My friend and I have a bet going about the definition of the Central Limit Theorem.
If we define an example as a number drawn at random from some probability density function where the function has a defined finite mean and variance. And we define a sample as a set of size N examples (with N>1).
Then, we take S samples and create a sampling distribution D over the means of each individual sample.
I am arguing that the Central Limit Theorem states that as the number of samples S approaches infinity, then the sampling distribution D will approximate a normal distribution.

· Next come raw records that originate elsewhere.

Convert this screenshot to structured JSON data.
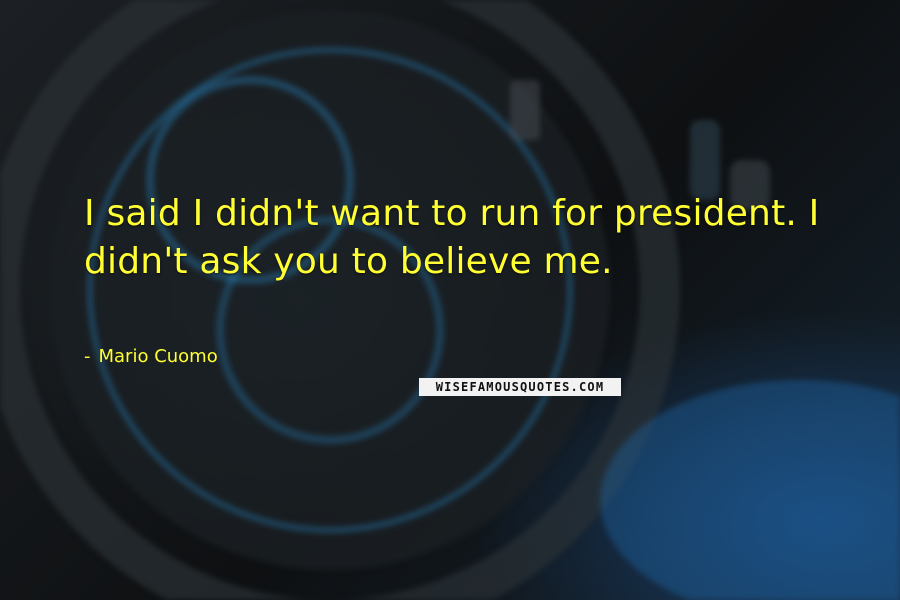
{
  "quote": {
    "text": "I said I didn't want to run for president. I didn't ask you to believe me.",
    "author": "Mario Cuomo",
    "dash": "-"
  },
  "watermark": {
    "text": "WISEFAMOUSQUOTES.COM"
  },
  "colors": {
    "text": "#ffff33",
    "background": "#141618",
    "accent_blue": "#2a8fd0"
  }
}
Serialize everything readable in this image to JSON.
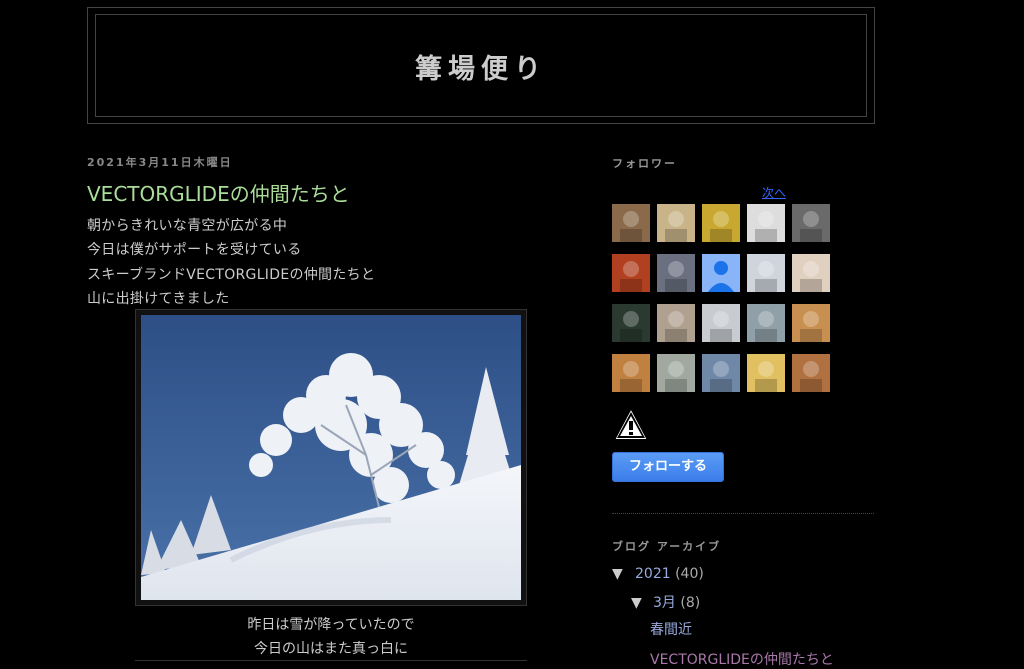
{
  "blog": {
    "title": "篝場便り"
  },
  "post": {
    "date": "2021年3月11日木曜日",
    "title": "VECTORGLIDEの仲間たちと",
    "lines": [
      "朝からきれいな青空が広がる中",
      "今日は僕がサポートを受けている",
      "スキーブランドVECTORGLIDEの仲間たちと",
      "山に出掛けてきました"
    ],
    "caption_lines": [
      "昨日は雪が降っていたので",
      "今日の山はまた真っ白に"
    ]
  },
  "sidebar": {
    "followers": {
      "heading": "フォロワー",
      "next_label": "次へ",
      "avatars": [
        {
          "icon": "person-photo-icon",
          "color": "#8a6a4a"
        },
        {
          "icon": "halo-photo-icon",
          "color": "#c9b48a"
        },
        {
          "icon": "person-yellow-photo-icon",
          "color": "#c8a830"
        },
        {
          "icon": "dog-photo-icon",
          "color": "#ddd"
        },
        {
          "icon": "flag-photo-icon",
          "color": "#6a6a6a"
        },
        {
          "icon": "red-photo-icon",
          "color": "#b04020"
        },
        {
          "icon": "tree-photo-icon",
          "color": "#6a7080"
        },
        {
          "icon": "default-avatar-icon",
          "color": "#8ab4f8"
        },
        {
          "icon": "snow-photo-icon",
          "color": "#d0d4dc"
        },
        {
          "icon": "face-photo-icon",
          "color": "#e0d0c0"
        },
        {
          "icon": "dark-photo-icon",
          "color": "#2a3a30"
        },
        {
          "icon": "group-photo-icon",
          "color": "#b0a090"
        },
        {
          "icon": "snow-photo-icon",
          "color": "#c8ccd0"
        },
        {
          "icon": "tree-snow-photo-icon",
          "color": "#90a0a8"
        },
        {
          "icon": "hat-photo-icon",
          "color": "#c89050"
        },
        {
          "icon": "face-photo-icon",
          "color": "#c08040"
        },
        {
          "icon": "snow-person-photo-icon",
          "color": "#a0a8a0"
        },
        {
          "icon": "landscape-photo-icon",
          "color": "#7088a8"
        },
        {
          "icon": "cartoon-photo-icon",
          "color": "#e0c060"
        },
        {
          "icon": "person-photo-icon",
          "color": "#b07040"
        }
      ],
      "follow_button_label": "フォローする"
    },
    "archive": {
      "heading": "ブログ アーカイブ",
      "year": {
        "toggle": "▼",
        "label": "2021",
        "count": "(40)"
      },
      "month": {
        "toggle": "▼",
        "label": "3月",
        "count": "(8)"
      },
      "posts": [
        "春間近",
        "VECTORGLIDEの仲間たちと"
      ]
    }
  }
}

My friend is arguing that the Central Limit Theorem states that given any number of samples S, sampling distribution D will not necessarily approximate a normal distribution, but as the number of examples per sample N approaches infinity, then D will approximate a normal distribution.
Who is right?
Update: I lost this bet.
Best Answer
I'd say that your friend is more correct, in that he/she correctly points to $N$ (sample size=number of values that are summed to compute the average,i.e. the "sample mean") as the thing that must tend to $\infty$ for the CLT to hold.
We have
$$S_N=\frac{X_1+X_2+ \cdots +X_N}{N}$$
Here, in our setting, the set $\{X_1, \ldots X_N\}$ is one sample, of size $N$; and $S_N$ is the sample-mean (=average) of that sample.

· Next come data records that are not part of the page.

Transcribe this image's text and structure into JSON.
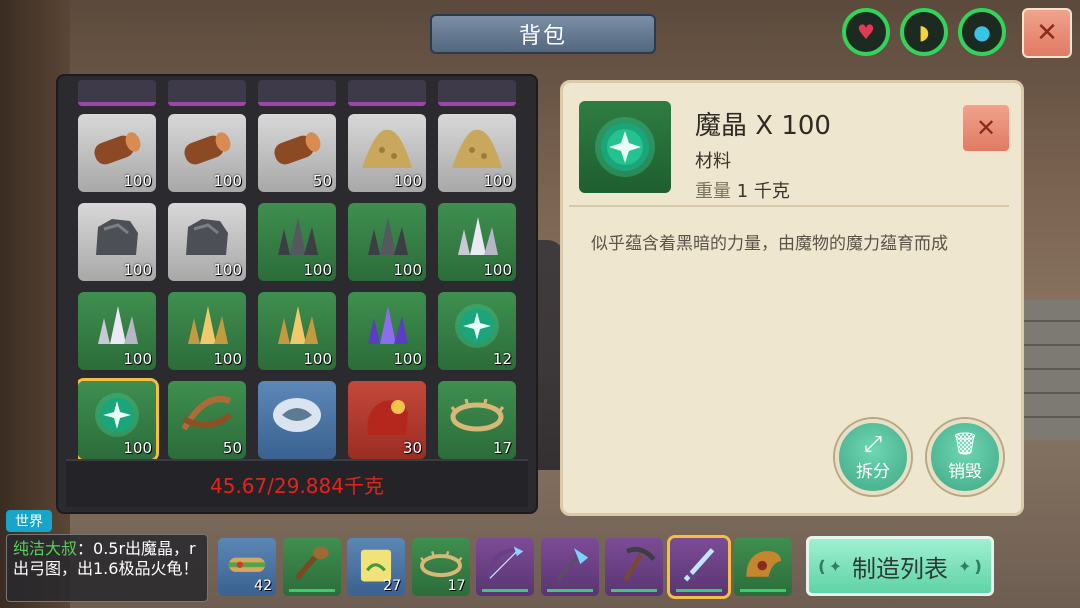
{
  "header": {
    "title": "背包"
  },
  "stats": [
    {
      "icon": "heart-icon",
      "glyph": "♥",
      "color": "#e03a55"
    },
    {
      "icon": "food-icon",
      "glyph": "◗",
      "color": "#f3d23a"
    },
    {
      "icon": "water-icon",
      "glyph": "●",
      "color": "#39c3e6"
    }
  ],
  "colors": {
    "accent": "#32d35a",
    "weight_red": "#e5231c",
    "select_gold": "#f3c042"
  },
  "inventory": {
    "slots": [
      {
        "item": "log",
        "count": "100"
      },
      {
        "item": "log",
        "count": "100"
      },
      {
        "item": "log",
        "count": "50"
      },
      {
        "item": "sand",
        "count": "100"
      },
      {
        "item": "sand",
        "count": "100"
      },
      {
        "item": "stone-ore",
        "count": "100"
      },
      {
        "item": "stone-ore",
        "count": "100"
      },
      {
        "item": "dark-crystal",
        "count": "100"
      },
      {
        "item": "dark-crystal",
        "count": "100"
      },
      {
        "item": "white-crystal",
        "count": "100"
      },
      {
        "item": "white-crystal",
        "count": "100"
      },
      {
        "item": "gold-crystal",
        "count": "100"
      },
      {
        "item": "gold-crystal",
        "count": "100"
      },
      {
        "item": "purple-crystal",
        "count": "100"
      },
      {
        "item": "magic-crystal",
        "count": "12"
      },
      {
        "item": "magic-crystal",
        "count": "100"
      },
      {
        "item": "bark-strips",
        "count": "50"
      },
      {
        "item": "feather-stone",
        "count": ""
      },
      {
        "item": "red-pouch",
        "count": "30"
      },
      {
        "item": "thorn-wreath",
        "count": "17"
      }
    ],
    "weight": "45.67/29.884千克"
  },
  "detail": {
    "name": "魔晶 X 100",
    "category": "材料",
    "weight_label": "重量",
    "weight_value": "1 千克",
    "description": "似乎蕴含着黑暗的力量，由魔物的魔力蕴育而成",
    "split_label": "拆分",
    "destroy_label": "销毁"
  },
  "chat": {
    "channel": "世界",
    "sender": "纯洁大叔",
    "message": "：0.5r出魔晶，r出弓图，出1.6极品火龟！"
  },
  "hotbar": {
    "slots": [
      {
        "item": "sandwich",
        "count": "42"
      },
      {
        "item": "club",
        "count": ""
      },
      {
        "item": "seed-bag",
        "count": "27"
      },
      {
        "item": "thorn-wreath",
        "count": "17"
      },
      {
        "item": "crystal-bow",
        "count": ""
      },
      {
        "item": "crystal-axe",
        "count": ""
      },
      {
        "item": "pickaxe",
        "count": ""
      },
      {
        "item": "crystal-sword",
        "count": ""
      },
      {
        "item": "horn-flask",
        "count": ""
      }
    ],
    "craft_label": "制造列表"
  }
}
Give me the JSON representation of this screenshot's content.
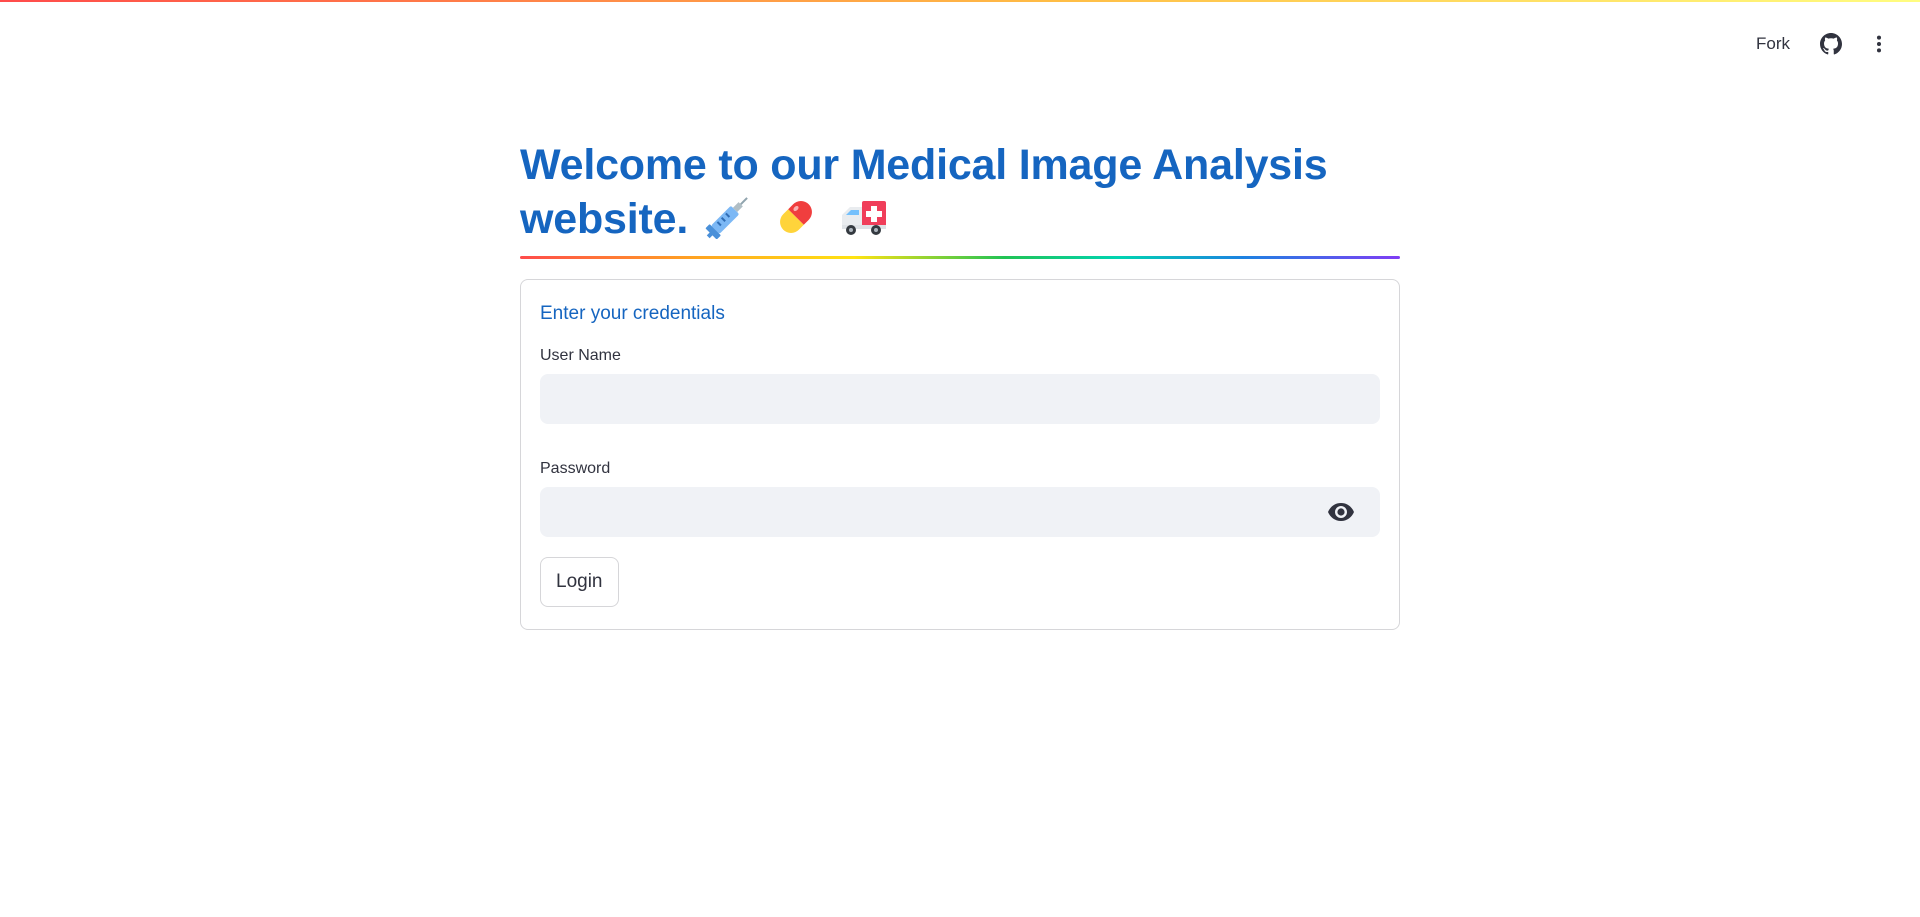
{
  "toolbar": {
    "fork_label": "Fork",
    "github_icon": "github-icon",
    "menu_icon": "more-vert-icon"
  },
  "header": {
    "title": "Welcome to our Medical Image Analysis website.",
    "emojis": [
      "syringe-icon",
      "pill-icon",
      "ambulance-icon"
    ]
  },
  "form": {
    "heading": "Enter your credentials",
    "username": {
      "label": "User Name",
      "value": "",
      "placeholder": ""
    },
    "password": {
      "label": "Password",
      "value": "",
      "placeholder": "",
      "toggle_icon": "eye-icon"
    },
    "submit_label": "Login"
  },
  "colors": {
    "title": "#1565c0",
    "input_bg": "#f0f2f6",
    "border": "#d6d6d9",
    "text": "#31333f"
  }
}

This $S_N$ is a random variable (informally, it takes different random values for each sample). What the CLT says is about the distribution of this $S_N$ as $N\to \infty$. Of course, if you were practically interested in checking/experiencing that $S_N$ (for some fixed $N$) is indeed approximately gaussian, you might want to draw many values of $S_N$ and, eg, draw an histogram; for this, you would need to draw a lot of samples (each of size $N$). But this has nothing to do with the asymptotics of the theorem.